Congress should accept the certificates issued in compliance with such a court order and reject any alternative submissions as invalid. A governor should not be able to send in fake electoral votes and force Congress to count them even after courts have already ruled against it. There should be a mechanism, if needed, to compel the state to issue the proper certification, and to make clear there is no one person who can be a bottleneck and stop the process. This is the biggest weakness with the current ECA on this question, because it exclusively relies on gubernatorial certification and provides no clear backup option. Congress could also provide for an expedited process, such as a three‐​judge panel with direct appeal to the Supreme Court, rather than the usual procedure of starting in district court. This isn’t strictly necessary, but it might streamline things when time is of the essence.


This rule can be codified into a reformed Electoral Count Act, both as a provision limiting Congress’s role and to clarify that the federal courts do have this power. As a last resort, if invalid votes somehow reach Congress during the joint session, a valid grounds for objections should be that the certification was issued in defiance of a court ruling in effect at the time and which has not since been withdrawn or overruled. But if the rest of the procedure up to that point has been soundly designed, such invalid certificates won’t need to be considered by Congress at all.

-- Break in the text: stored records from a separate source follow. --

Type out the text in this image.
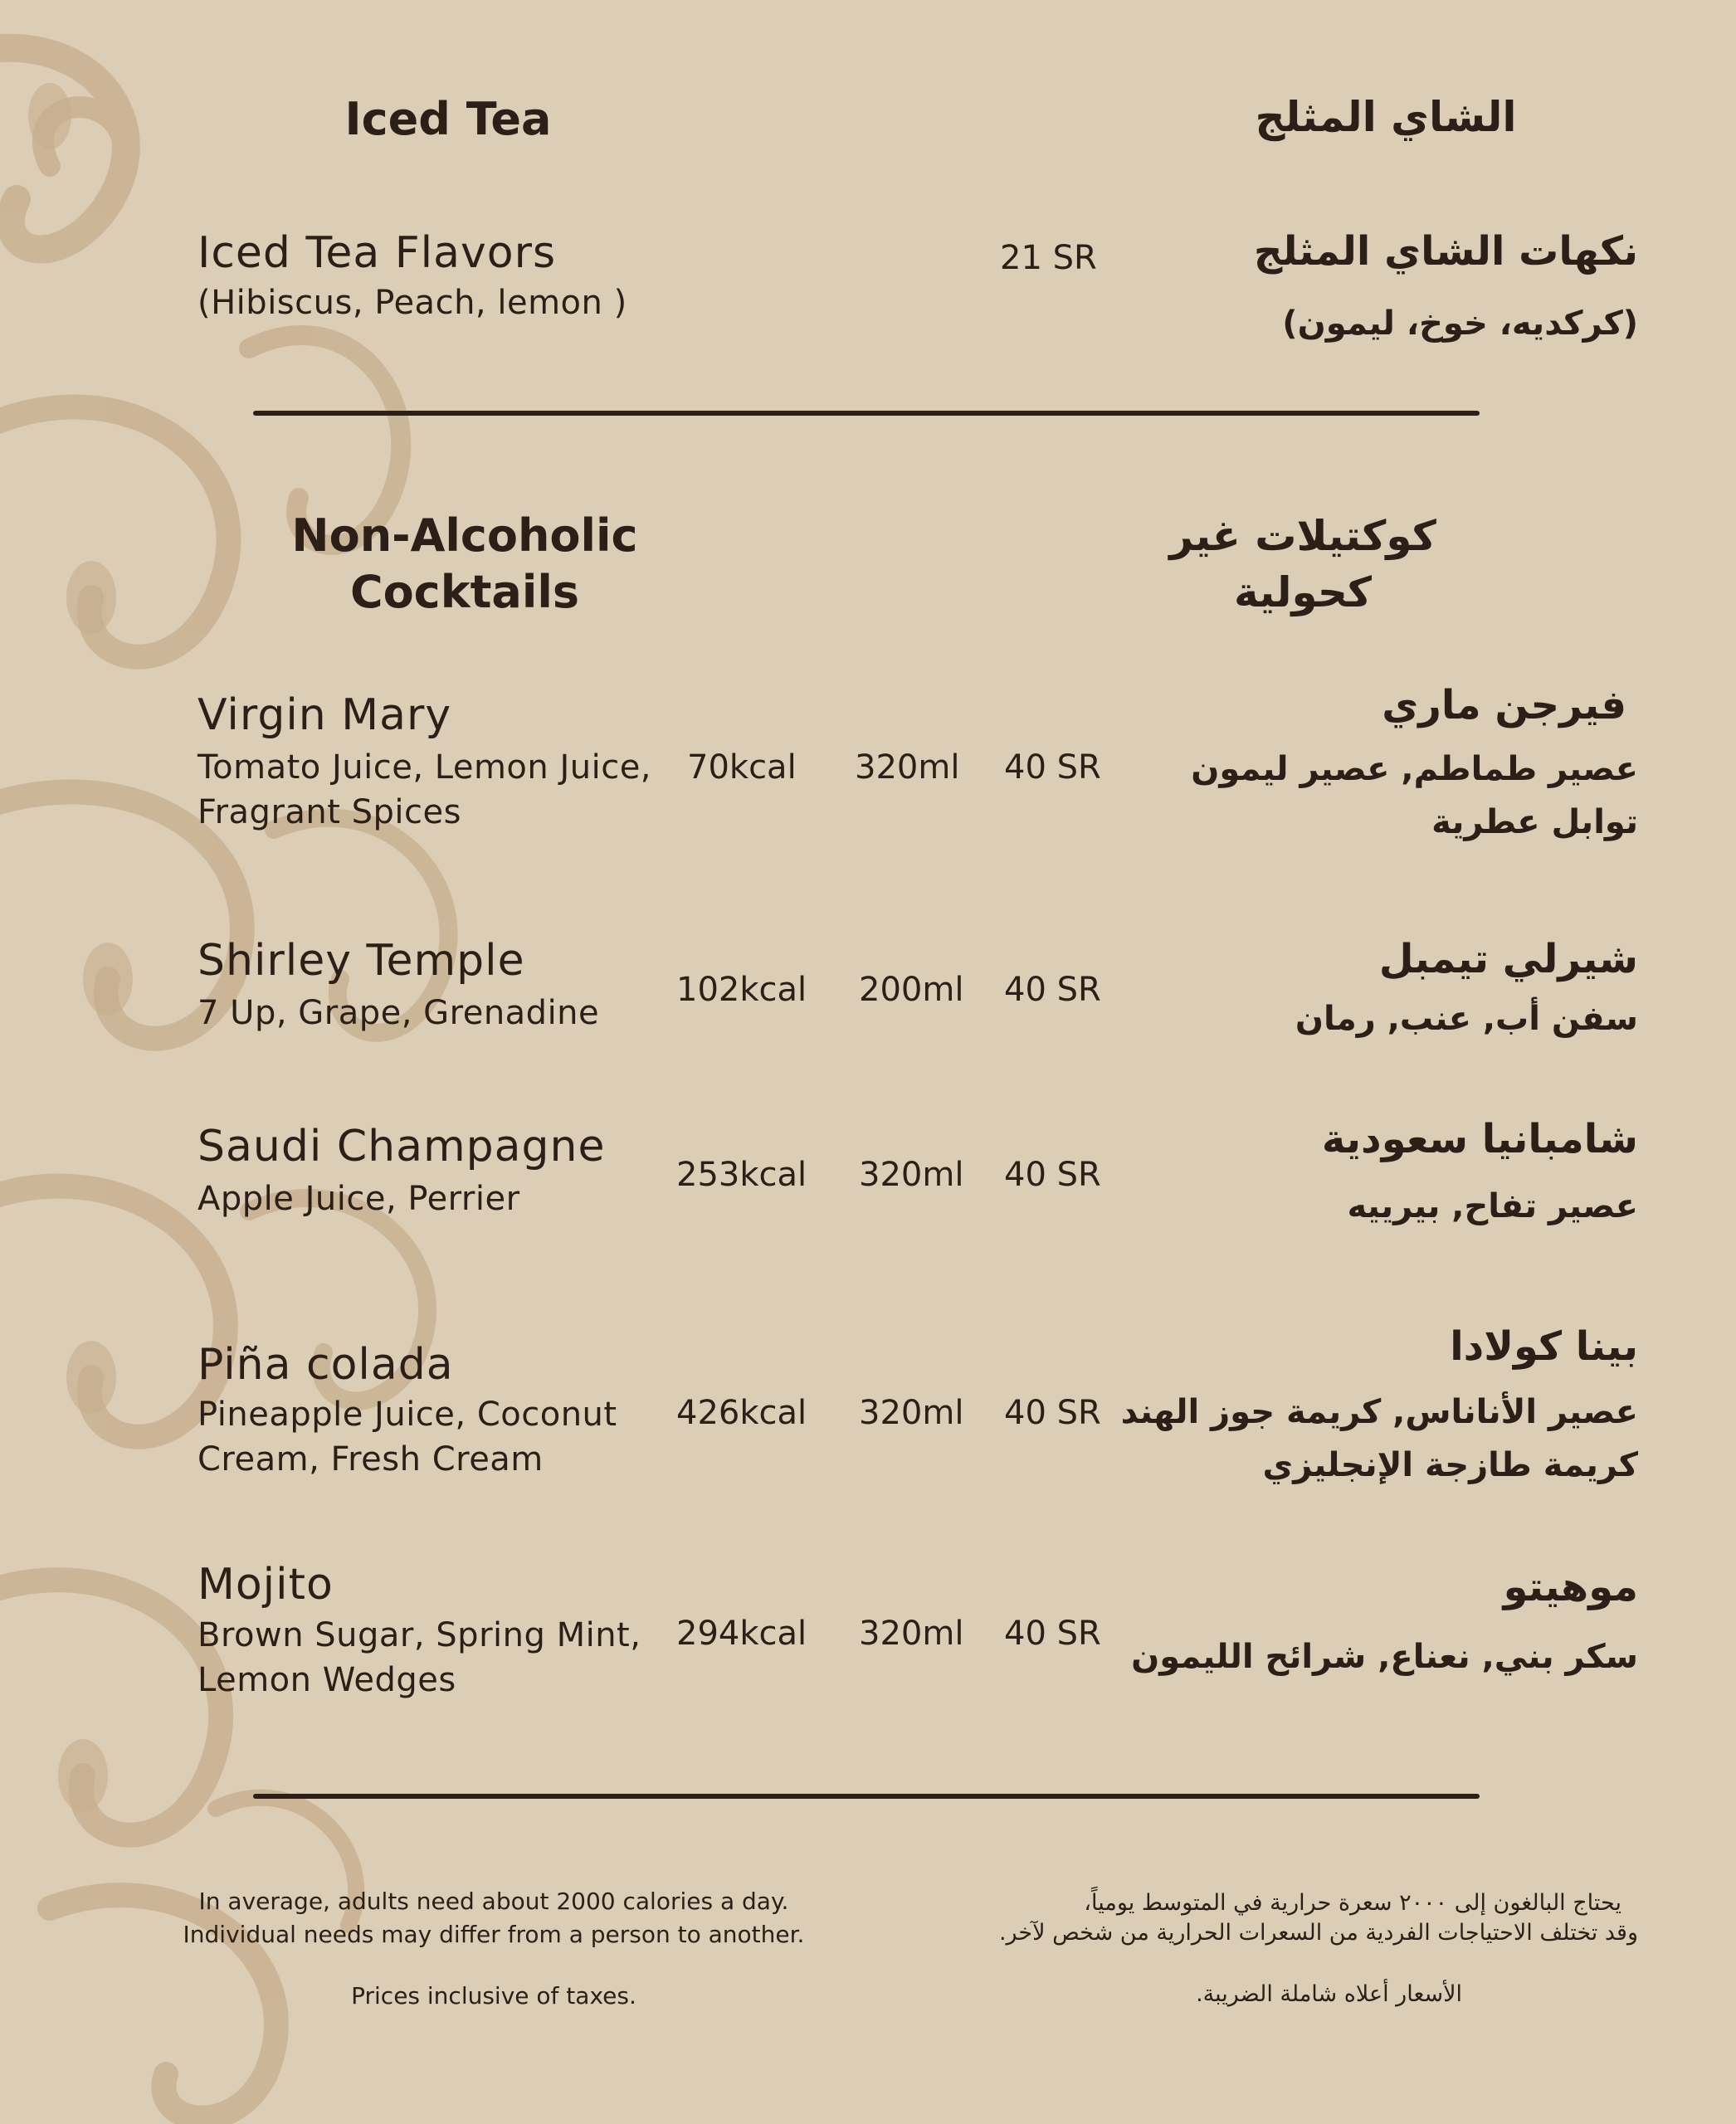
Iced Tea	الشاي المثلج
Iced Tea Flavors
(Hibiscus, Peach, lemon )
21 SR	نكهات الشاي المثلج
(كركديه، خوخ، ليمون)
Non-Alcoholic
Cocktails
كوكتيلات غير
كحولية
Virgin Mary
Tomato Juice, Lemon Juice,
Fragrant Spices
70kcal 320ml 40 SR
فيرجن ماري
عصير طماطم, عصير ليمون
توابل عطرية
Shirley Temple
7 Up, Grape, Grenadine
102kcal 200ml 40 SR
شيرلي تيمبل
سفن أب, عنب, رمان
Saudi Champagne
Apple Juice, Perrier
253kcal 320ml 40 SR
شامبانيا سعودية
عصير تفاح, بيرييه
Piña colada
Pineapple Juice, Coconut
Cream, Fresh Cream
426kcal 320ml 40 SR
بينا كولادا
عصير الأناناس, كريمة جوز الهند
كريمة طازجة الإنجليزي
Mojito
Brown Sugar, Spring Mint,
Lemon Wedges
294kcal 320ml 40 SR
موهيتو
سكر بني, نعناع, شرائح الليمون
In average, adults need about 2000 calories a day.
Individual needs may differ from a person to another.
Prices inclusive of taxes.
يحتاج البالغون إلى ٢٠٠٠ سعرة حرارية في المتوسط يومياً،
وقد تختلف الاحتياجات الفردية من السعرات الحرارية من شخص لآخر.
الأسعار أعلاه شاملة الضريبة.
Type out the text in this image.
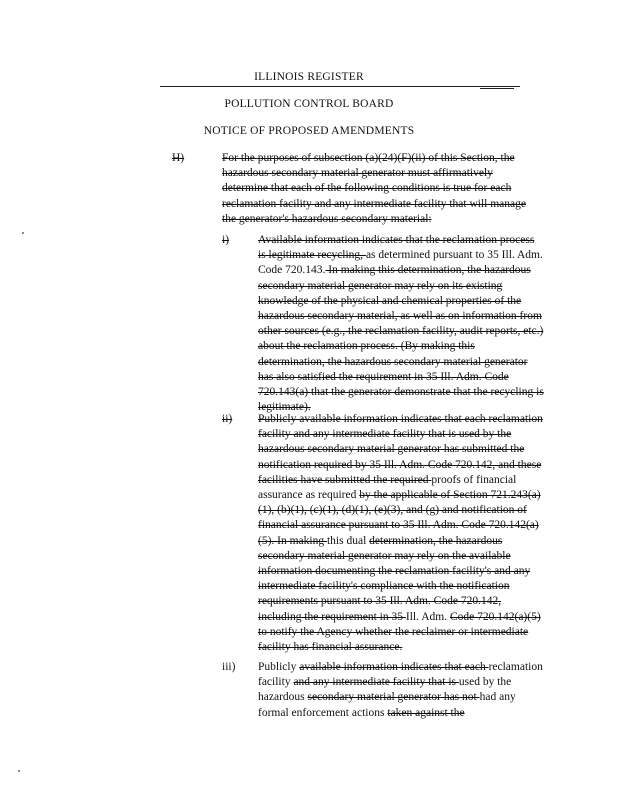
ILLINOIS REGISTER
POLLUTION CONTROL BOARD
NOTICE OF PROPOSED AMENDMENTS
H)	For the purposes of subsection (a)(24)(F)(ii) of this Section, the hazardous secondary material generator must affirmatively determine that each of the following conditions is true for each reclamation facility and any intermediate facility that will manage the generator's hazardous secondary material:
i)	Available information indicates that the reclamation process is legitimate recycling, as determined pursuant to 35 Ill. Adm. Code 720.143. In making this determination, the hazardous secondary material generator may rely on its existing knowledge of the physical and chemical properties of the hazardous secondary material, as well as on information from other sources (e.g., the reclamation facility, audit reports, etc.) about the reclamation process. (By making this determination, the hazardous secondary material generator has also satisfied the requirement in 35 Ill. Adm. Code 720.143(a) that the generator demonstrate that the recycling is legitimate).
ii) Publicly available information indicates that each reclamation facility and any intermediate facility that is used by the hazardous secondary material generator has submitted the notification required by 35 Ill. Adm. Code 720.142, and these facilities have submitted the required proofs of financial assurance as required by the applicable of Section 721.243(a)(1), (b)(1), (c)(1), (d)(1), (e)(3), and (g) and notification of financial assurance pursuant to 35 Ill. Adm. Code 720.142(a)(5). In making this dual determination, the hazardous secondary material generator may rely on the available information documenting the reclamation facility's and any intermediate facility's compliance with the notification requirements pursuant to 35 Ill. Adm. Code 720.142, including the requirement in 35 Ill. Adm. Code 720.142(a)(5) to notify the Agency whether the reclaimer or intermediate facility has financial assurance.
iii) Publicly available information indicates that each reclamation facility and any intermediate facility that is used by the hazardous secondary material generator has not had any formal enforcement actions taken against the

Otherwise, the courts at both the state and federal level already have all the authority they need to reach a determination as to who really won a state’s election and thus who has been appointed as the state’s real electors. Congress should respect that existing authority, its solid grounding in the Constitution’s text and structure, its reliable track record, and the binding outcomes it produces. This final administrative‐​judicial determination should be made no later than the day the Electoral College meets and votes, well in advance of the joint session of Congress where the electoral votes are counted.


The Electoral Count Act
should cover a narrow range of other scenarios where Congress might have to make a substantive decision, such as presidential eligibility requirements. These judgments concern not who the electors are but rather if the electors have cast constitutionally valid votes. But sorting out who a state has chosen as its electors is something for the states and the courts to determine. When it comes to checking bad actors in the states, ECA reform should simply strengthen and re‐​enforce this existing structure and close off any suggestion that Congress has the power to ignore it.